Klimaneutrale und kreislauforientierte bebaute Umwelt – hier und jetzt

Das «International Panel for Climate Change» (IPCC) legt dringend nahe, in den nächsten 20 Jahren CO2-Neutralität zu erreichen. Diese Herausforderung ist gigantisch und scheint schier unerreichbar zu sein.

Die bebaute Umwelt steht dabei unter hohem Druck, denn sie ist für 40 Prozent der Treibhausgasemissionen verantwortlich. Aber was sollen wir tun?

Es gilt, andere Wege zu finden

Was wäre, wenn wir uns entscheiden würden, mit dem zu leben, was wir haben, anstatt nach dem zu trachten, was wir nicht haben? Was wäre, wenn wir uns entscheiden würden, dass menschliche Aktivitäten unserem Planeten bereits genug Schaden zugefügt haben und wir uns darauf einigen würden, dass wir ihm nicht weiter schaden wollen? Aber was ist dann der Weg nach vorne?

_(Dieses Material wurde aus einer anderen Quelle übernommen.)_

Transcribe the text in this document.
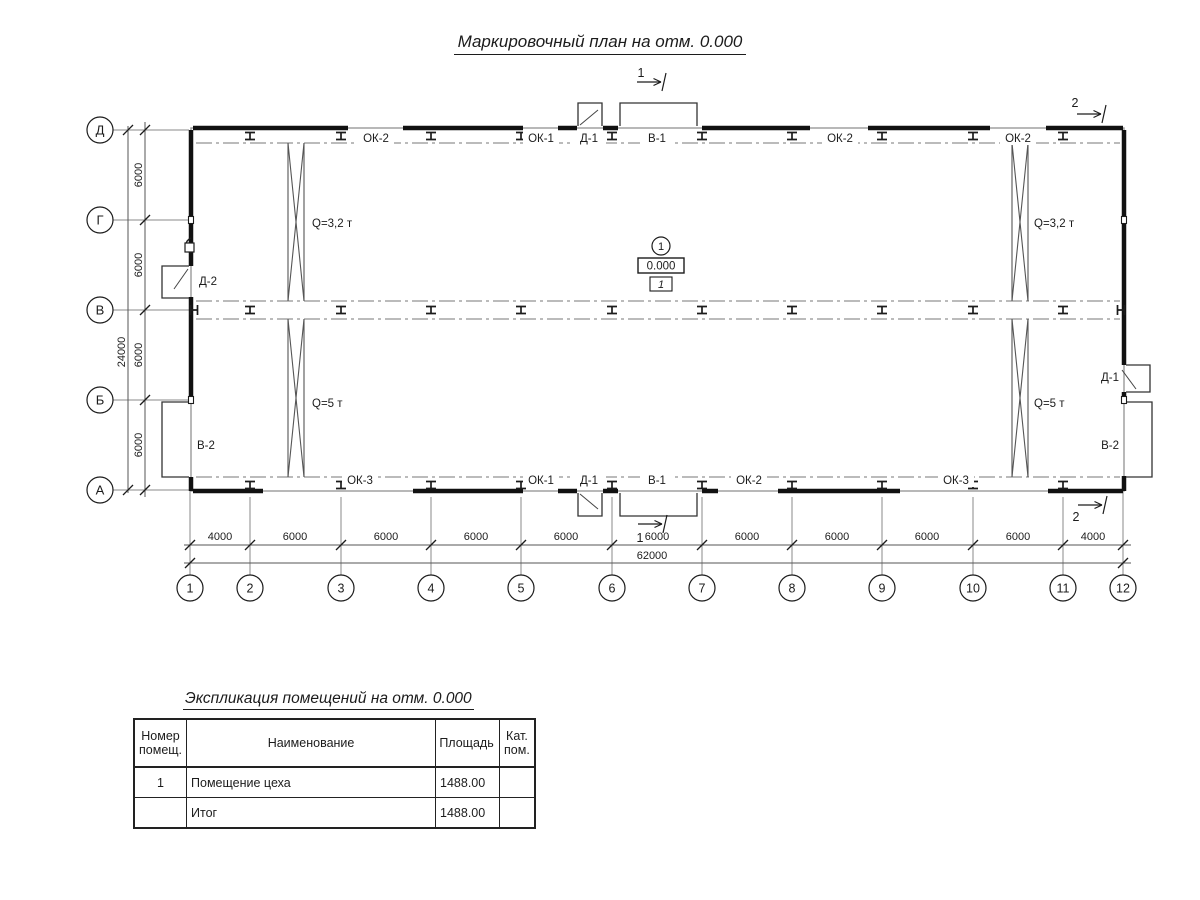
Маркировочный план на отм. 0.000
6000
6000
6000
6000
24000
4000	6000	6000	6000	6000	6000	6000	6000	6000	6000	4000
62000
Д
Г
В
Б
А
1	2	3	4	5	6	7	8	9	10	11	12
Q=3,2 т
Q=5 т
Q=3,2 т
Q=5 т
ОК-2	ОК-1 Д-1	В-1	ОК-2	ОК-2
ОК-3	ОК-1 Д-1	В-1	ОК-2	ОК-3
Д-2
В-2
Д-1
В-2
1
0.000
1
1
1
2
2
Экспликация помещений на отм. 0.000
Номер помещ.	Наименование	Площадь	Кат. пом.
1	Помещение цеха	1488.00	
	Итог	1488.00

Es kann keine wünschenswerte Zukunft sein, all unsere Aktivitäten anzuhalten. Die Auswirkungen der Coronavirus-Pandemie und in deren Folge der plötzliche Stillstand der Weltwirtschaft haben uns gezeigt, was es bedeutet, anzuhalten. Die weltweiten CO2-Emissionen sanken über das ganze Jahr 2020 betrachtet um fünf Prozent. Dabei ist es erstaunlich, dass dies genau das Szenario ist, das wir erreichen müssten, um den Empfehlungen des IPCC zu folgen. Das Ergebnis war also richtig, aber die Art und Weise wie wir es erreicht haben – nämlich nur aufgrund von Covid-19 –, ist untragbar für unser soziales und wirtschaftliches Wohlergehen.

Es ist daher von grundlegender Bedeutung, andere Wege und alternative Verläufe zu finden, die uns auf angemessene Weise zu einer klimaneutralen und kreislauforientierten bebauten Umwelt führen.

Kooperation statt Konfrontation

Wir sollten zunächst herausfinden, was möglich ist, im Hier und Jetzt, mit den Technologien, die wir bereits kennen, den Materialien, die wir zur Verfügung haben, und mit der kollektiven Intelligenz derer, die sich dafür einsetzen, der nächsten Generation eine bessere Welt zu hinterlassen.

Dabei bin ich der Meinung, dass ein gegenseitiger Kampf, einschliesslich des Gegeneinanderstellens von Baumaterialien, nicht zur notwendigen Emissionsminderung beiträgt, sondern die wenige Zeit verschwendet, die uns bleibt. Nur durch die Zusammenarbeit aller Beteiligten entlang der gesamten Wertschöpfungskette kann eine schnelle und kostengünstige CO2-Reduktion Wirklichkeit werden. Dabei zählt jeder einzelne Schritt, und alle müssen einen Beitrag leisten.

«Material-Diät» statt Materialkrieg

Wir haben bereits gezeigt, dass die CO2-Emissionen von Beton um mehr als 50 Prozent reduziert werden können, wenn jeder macht, was er gut kann. Dies bindet den Zementhersteller ein, aber auch insbesondere alle anderen Akteure, wie beispielsweise den Betonhersteller, den Statiker, das Abbruchunternehmen und den Abfallentsorger.

Darüber hinaus haben wir gezeigt, dass anstatt die Bauweise mit mineralischen Dämmstoffen der Bauweise mit natürlichen Dämmstoffen gegenüberzustellen, es vorteilhafter wäre, Synergien zu finden, bei denen beispielsweise eine Fassade aus Strohballen in Holzrahmenbauweise die CO2-Emissionen der optimierten und kohlenstoffarmen Betonstruktur direkt kompensiert. In diesem Fall wäre das Gebäude mit den verwendeten Materialien bereits im Erbauungsjahr klimaneutral. Hier und jetzt.

Es ist die angemessene Kombination von Materialien, Technologien und Synergien zwischen den Akteuren, die es ermöglicht, innerhalb kürzester Zeit klimaneutrale und kreislauforientierte Gebäude zu schaffen. Dazu braucht es keinen Materialkrieg, sondern vielmehr die Förderung einer guten «Material-Diät». Es bleibt keine Zeit, um auf ein Wundermittel zu warten, das uns alle retten wird. Dieses Wundermittel gibt es nicht. Oder wenn doch, dann kommt es zu spät.

Prof. Dr. Guillaume Habert ist seit August 2012 ausserordentlicher Professor für nachhaltiges Bauen an der ETH Zürich. Er ist ausgebildeter Geologe und hat in den letzten zehn Jahren Strategien zur Reduzierung des Carbon Footprint in der Bauindustrie entwickelt. Sein besonderes Interesse ist für Beton, Aushub und biobasierte Materialien.